Full Report
Darktrace and Cado said the new campaign highlights a shift towards alternative methods of mining cryptocurrencies
Analysis Summary
# Tool/Technique: Novel Cryptojacking Technique Targeting Docker
## Overview
A new cryptojacking malware campaign is targeting Docker environments. Instead of relying on heavily detected traditional methods like XMRig, this campaign utilizes a novel approach involving abuse of legitimate services (teneo.pro and Nexus Network client) to generate cryptocurrency rewards (teneo points/private crypto tokens).
## Technical Details
- Type: Malware Campaign / Technique (Cryptojacking)
- Platform: Docker Environments (Containers/Host)
- Capabilities: Gaining cryptocurrency rewards by pinging a legitimate service websocket without performing the intended computational tasks (scraping or ZK-compute).
- First Seen: April 2025 (based on article date)
## MITRE ATT&CK Mapping
*Note: Specific TTPs are inferred based on the activity described (initial access/execution not detailed, focus on persistence/resource abuse).*
- **TA0016 - Resource Development** (Inferred if attacker is deploying infrastructure)
- T1595 - Active Scanning
- **TA0004 - Privilege Escalation** (Inferred if container escape or host access is achieved)
- **TA0005 - Defense Evasion**
- T1078 - Valid Accounts (Abuse of legitimate service mechanisms)
- **TA0011 - Command and Control** (Inferred for initial setup)
- T1105 - Ingress Tool Transfer (If the malware package is downloaded)
- **TA0009 - Collection** (Resource abuse is the collection goal)
- T1496 - Resource Hijacking
- T1496.003 - Cloud Instance (Relevant to Docker/Container host systems)
## Functionality
### Core Capabilities
- Exploitation of Docker environments.
- Connection to the `teneo.pro` websocket to send 'keep alive' pings.
- Gaining 'teneo points' which convert to private crypto tokens without contributing computational work (scraping).
### Advanced Features
- *Stealth/Evasion:* Bypassing traditional cryptojacking detection by avoiding high CPU usage signatures associated with tools like XMRig.
- Utilizing legitimate decentralized network participation mechanisms (teneo.pro and Nexus Network client) for clandestine mining/reward acquisition.
- Deployment of Nexus Network client containers for distributed zero-knowledge compute tasks in exchange for cryptocurrency.
## Indicators of Compromise
- File Hashes: [Not specified in the provided text]
- File Names: Nexus Network client processes/containers.
- Registry Keys: [Not specified in the provided text]
- Network Indicators:
- Connection to `teneo.pro` websocket endpoints.
- Behavioral Indicators:
- Unnecessary 'keep alive' pings to specific target services for illegitimate reward accumulation.
- Execution of cryptocurrency client software (like Nexus Network client) within Docker containers instead of standard mining utilities.
## Associated Threat Actors
- Not explicitly named, but implied to be sophisticated cryptojacking adversaries seeking to evade XMRig detection.
## Detection Methods
- Signature-based detection: Ineffective against the novel approach (avoidance of XMRig).
- Behavioral detection: Focus on detecting unusual network traffic patterns associated with web socket interactions on containerized systems that do not align with expected application functions or legitimate resource contributions.
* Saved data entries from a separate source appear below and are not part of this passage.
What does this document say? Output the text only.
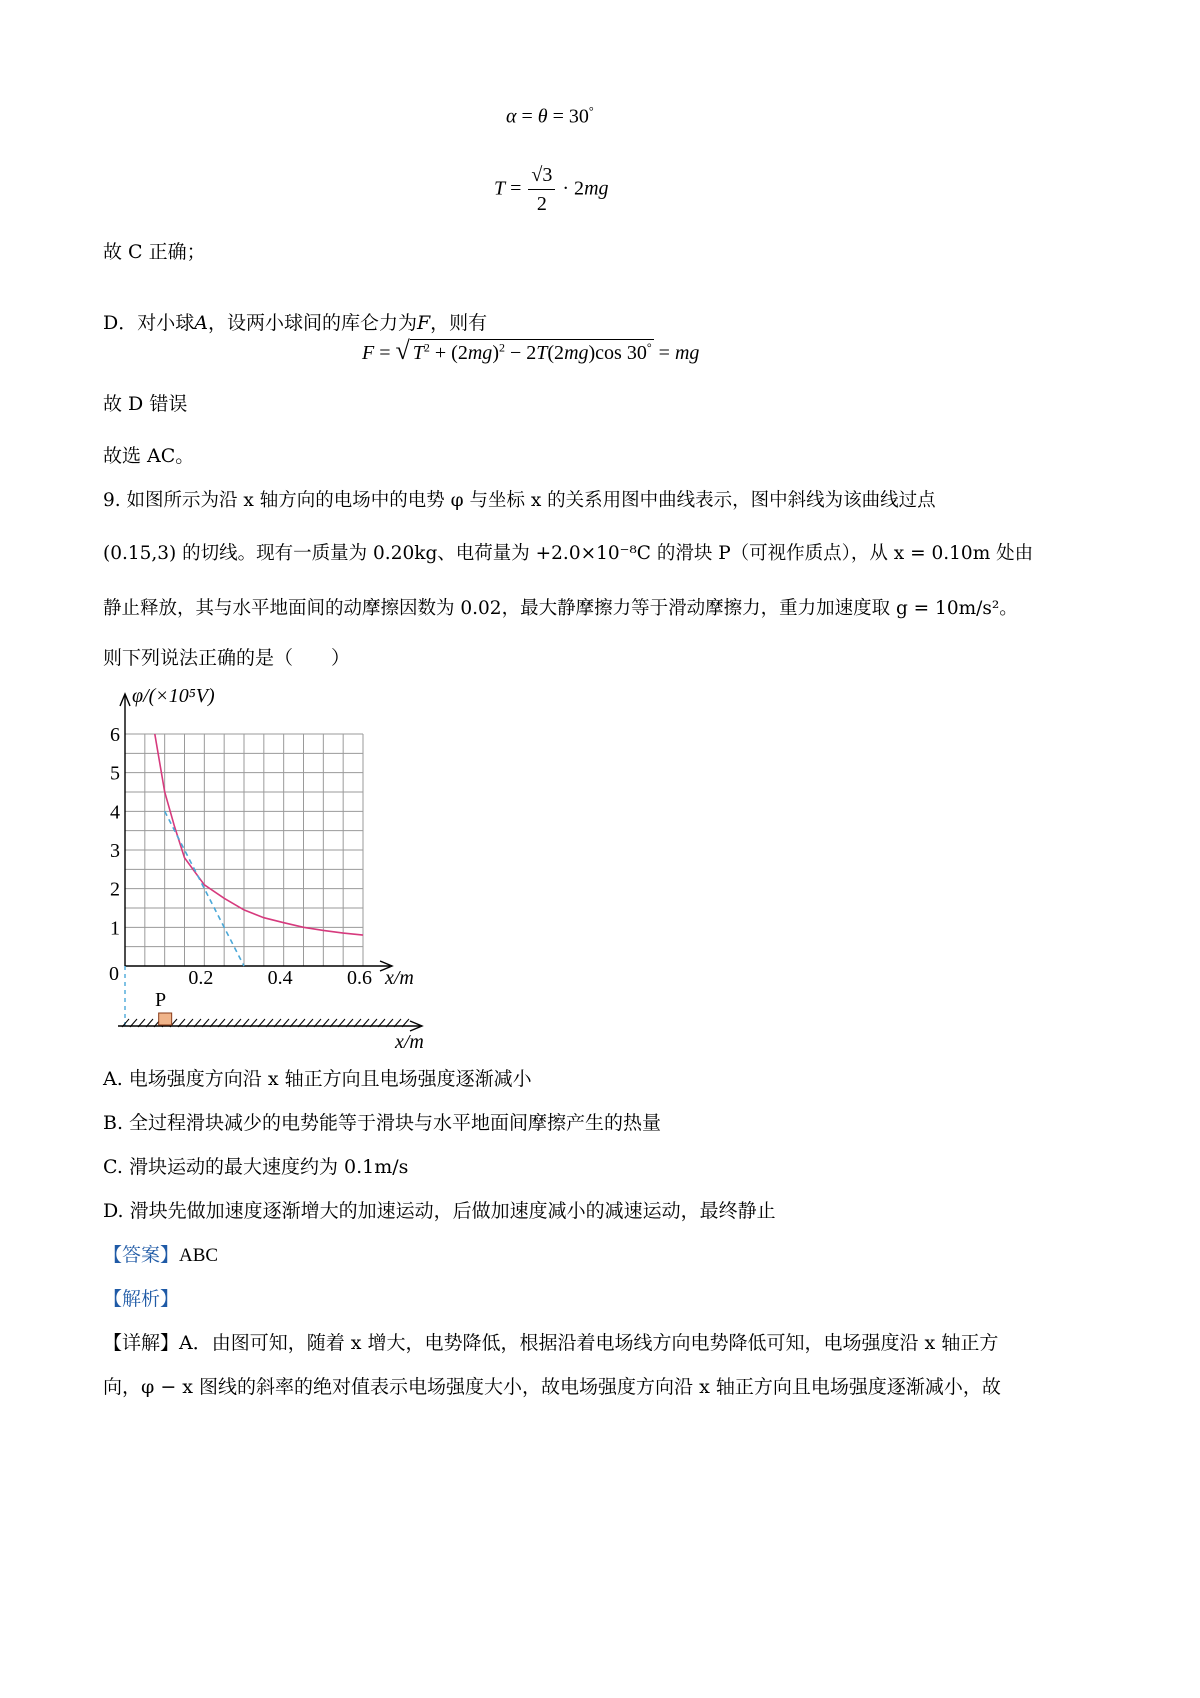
α = θ = 30°
$T = \frac{√3}{2} \cdot 2mg$
故 C 正确；
D．对小球A，设两小球间的库仑力为F，则有
F = √ $T^2 + (2mg)^2 - 2T(2mg)\cos$ 30° = mg
故 D 错误
故选 AC。
9. 如图所示为沿 x 轴方向的电场中的电势 φ 与坐标 x 的关系用图中曲线表示，图中斜线为该曲线过点
(0.15,3) 的切线。现有一质量为 0.20kg、电荷量为 +2.0×10⁻⁸C 的滑块 P（可视作质点），从 x = 0.10m 处由
静止释放，其与水平地面间的动摩擦因数为 0.02，最大静摩擦力等于滑动摩擦力，重力加速度取 g = 10m/s²。
则下列说法正确的是（　　）
1
2
3
4
5
6
0.2	0.4	0.6
φ/(×10⁵V)
x/m
0
P
x/m
A. 电场强度方向沿 x 轴正方向且电场强度逐渐减小
B. 全过程滑块减少的电势能等于滑块与水平地面间摩擦产生的热量
C. 滑块运动的最大速度约为 0.1m/s
D. 滑块先做加速度逐渐增大的加速运动，后做加速度减小的减速运动，最终静止
【答案】ABC
【解析】
【详解】A．由图可知，随着 x 增大，电势降低，根据沿着电场线方向电势降低可知，电场强度沿 x 轴正方
向，φ − x 图线的斜率的绝对值表示电场强度大小，故电场强度方向沿 x 轴正方向且电场强度逐渐减小，故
Monitoring for known Nexus Network client execution within unexpected contexts.
- YARA rules: [Not specified in the provided text]
## Mitigation Strategies
- **Image Security:** Ensure Docker images are free of known cryptocurrency mining code or unrelated services.
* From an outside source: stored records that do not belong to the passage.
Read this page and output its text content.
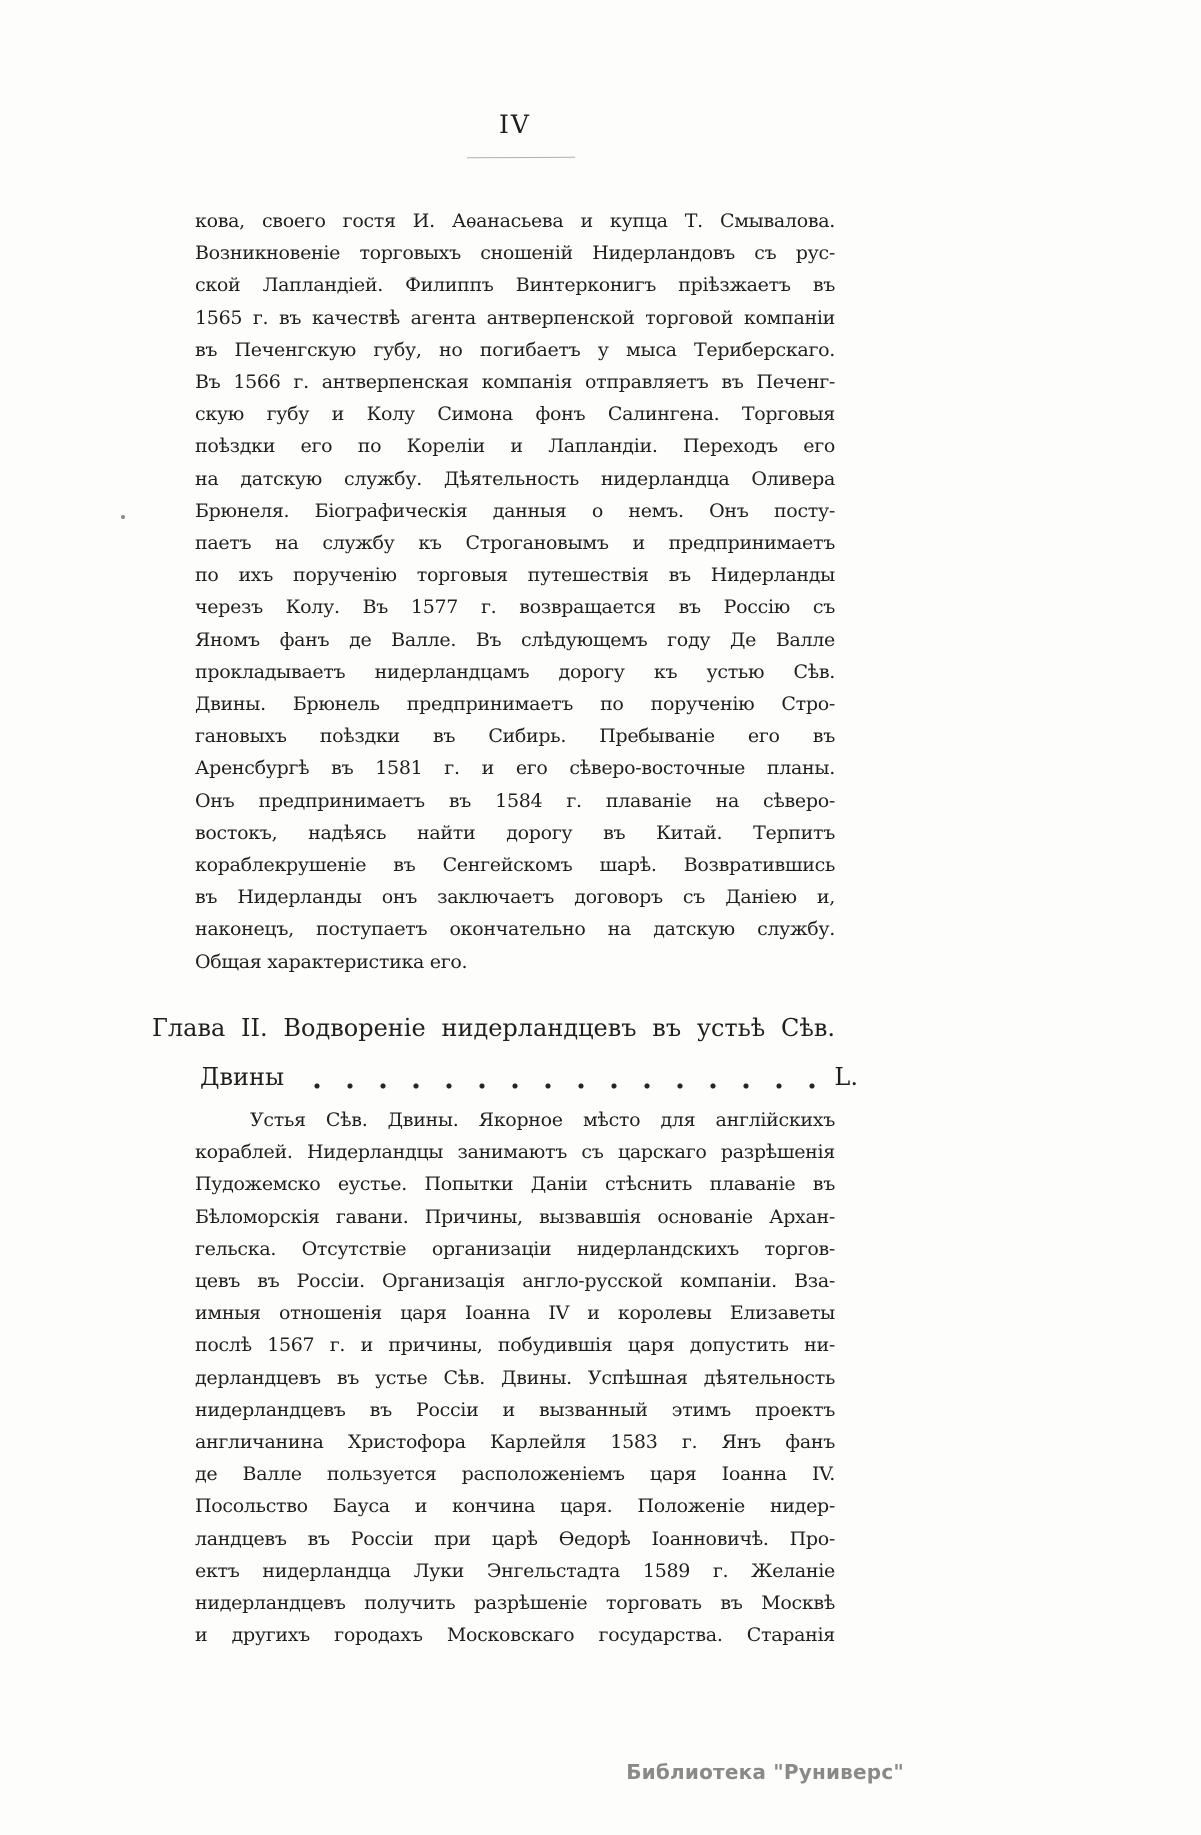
IV
кова, своего гостя И. Аѳанасьева и купца Т. Смывалова.
Возникновеніе торговыхъ сношеній Нидерландовъ съ рус-
ской Лапландіей. Филиппъ Винтерконигъ пріѣзжаетъ въ
1565 г. въ качествѣ агента антверпенской торговой компаніи
въ Печенгскую губу, но погибаетъ у мыса Териберскаго.
Въ 1566 г. антверпенская компанія отправляетъ въ Печенг-
скую губу и Колу Симона фонъ Салингена. Торговыя
поѣздки его по Кореліи и Лапландіи. Переходъ его
на датскую службу. Дѣятельность нидерландца Оливера
Брюнеля. Біографическія данныя о немъ. Онъ посту-
паетъ на службу къ Строгановымъ и предпринимаетъ
по ихъ порученію торговыя путешествія въ Нидерланды
черезъ Колу. Въ 1577 г. возвращается въ Россію съ
Яномъ фанъ де Валле. Въ слѣдующемъ году Де Валле
прокладываетъ нидерландцамъ дорогу къ устью Сѣв.
Двины. Брюнель предпринимаетъ по порученію Стро-
гановыхъ поѣздки въ Сибирь. Пребываніе его въ
Аренсбургѣ въ 1581 г. и его сѣверо-восточные планы.
Онъ предпринимаетъ въ 1584 г. плаваніе на сѣверо-
востокъ, надѣясь найти дорогу въ Китай. Терпитъ
кораблекрушеніе въ Сенгейскомъ шарѣ. Возвратившись
въ Нидерланды онъ заключаетъ договоръ съ Даніею и,
наконецъ, поступаетъ окончательно на датскую службу.
Общая характеристика его.
Глава II. Водвореніе нидерландцевъ въ устьѣ Сѣв.
Двины	L.
Устья Сѣв. Двины. Якорное мѣсто для англійскихъ
кораблей. Нидерландцы занимаютъ съ царскаго разрѣшенія
Пудожемско еустье. Попытки Даніи стѣснить плаваніе въ
Бѣломорскія гавани. Причины, вызвавшія основаніе Архан-
гельска. Отсутствіе организаціи нидерландскихъ торгов-
цевъ въ Россіи. Организація англо-русской компаніи. Вза-
имныя отношенія царя Іоанна IV и королевы Елизаветы
послѣ 1567 г. и причины, побудившія царя допустить ни-
дерландцевъ въ устье Сѣв. Двины. Успѣшная дѣятельность
нидерландцевъ въ Россіи и вызванный этимъ проектъ
англичанина Христофора Карлейля 1583 г. Янъ фанъ
де Валле пользуется расположеніемъ царя Іоанна IV.
Посольство Бауса и кончина царя. Положеніе нидер-
ландцевъ въ Россіи при царѣ Ѳедорѣ Іоанновичѣ. Про-
ектъ нидерландца Луки Энгельстадта 1589 г. Желаніе
нидерландцевъ получить разрѣшеніе торговать въ Москвѣ
и другихъ городахъ Московскаго государства. Старанія
Библиотека "Руниверс"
- **Resource Limits:** Apply strict CPU and memory limits on Docker containers to restrict the impact of potential cryptojacking activity, even if the method changes.
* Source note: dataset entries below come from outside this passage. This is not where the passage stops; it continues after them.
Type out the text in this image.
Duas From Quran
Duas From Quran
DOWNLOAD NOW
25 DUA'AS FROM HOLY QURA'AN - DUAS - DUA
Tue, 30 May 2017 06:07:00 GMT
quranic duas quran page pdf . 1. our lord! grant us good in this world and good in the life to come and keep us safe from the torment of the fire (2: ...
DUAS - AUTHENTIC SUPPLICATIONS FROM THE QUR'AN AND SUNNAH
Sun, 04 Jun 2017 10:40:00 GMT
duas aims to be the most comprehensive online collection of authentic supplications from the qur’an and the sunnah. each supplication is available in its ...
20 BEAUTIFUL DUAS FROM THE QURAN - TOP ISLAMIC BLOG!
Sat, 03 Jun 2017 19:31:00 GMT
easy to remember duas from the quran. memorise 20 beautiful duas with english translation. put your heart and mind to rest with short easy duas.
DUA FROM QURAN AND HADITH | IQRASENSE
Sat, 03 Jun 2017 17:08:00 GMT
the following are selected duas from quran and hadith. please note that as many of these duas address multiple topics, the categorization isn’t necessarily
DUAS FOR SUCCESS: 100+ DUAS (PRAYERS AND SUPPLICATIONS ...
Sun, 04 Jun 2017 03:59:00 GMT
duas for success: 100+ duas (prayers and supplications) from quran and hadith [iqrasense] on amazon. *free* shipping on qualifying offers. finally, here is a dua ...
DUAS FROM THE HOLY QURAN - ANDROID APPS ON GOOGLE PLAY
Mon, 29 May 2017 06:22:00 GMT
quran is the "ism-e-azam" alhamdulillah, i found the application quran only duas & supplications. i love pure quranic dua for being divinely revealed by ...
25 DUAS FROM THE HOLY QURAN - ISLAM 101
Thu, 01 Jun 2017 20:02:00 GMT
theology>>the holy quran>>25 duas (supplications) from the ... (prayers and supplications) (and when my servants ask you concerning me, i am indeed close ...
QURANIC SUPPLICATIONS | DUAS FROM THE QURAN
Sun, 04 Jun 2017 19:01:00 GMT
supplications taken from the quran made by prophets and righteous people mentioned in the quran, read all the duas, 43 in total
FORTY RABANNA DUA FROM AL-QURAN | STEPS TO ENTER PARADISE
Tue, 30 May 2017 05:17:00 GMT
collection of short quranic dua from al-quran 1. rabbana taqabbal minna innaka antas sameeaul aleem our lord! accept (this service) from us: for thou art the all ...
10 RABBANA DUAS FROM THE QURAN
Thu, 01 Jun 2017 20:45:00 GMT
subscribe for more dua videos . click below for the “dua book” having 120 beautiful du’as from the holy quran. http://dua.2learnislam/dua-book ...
- **Network Segmentation/Monitoring:** Monitor outbound network connections from containers, specifically looking for connections to known or suspicious crypto service endpoints, or unexpected websocket interactions.
- **Least Privilege:** Ensure containers run with the lowest necessary privileges to limit lateral movement or damage.
## Related Tools/Techniques
- Traditional Cryptojacking using XMRig.
- Abuse of computational/distributed ledger projects for financial gain.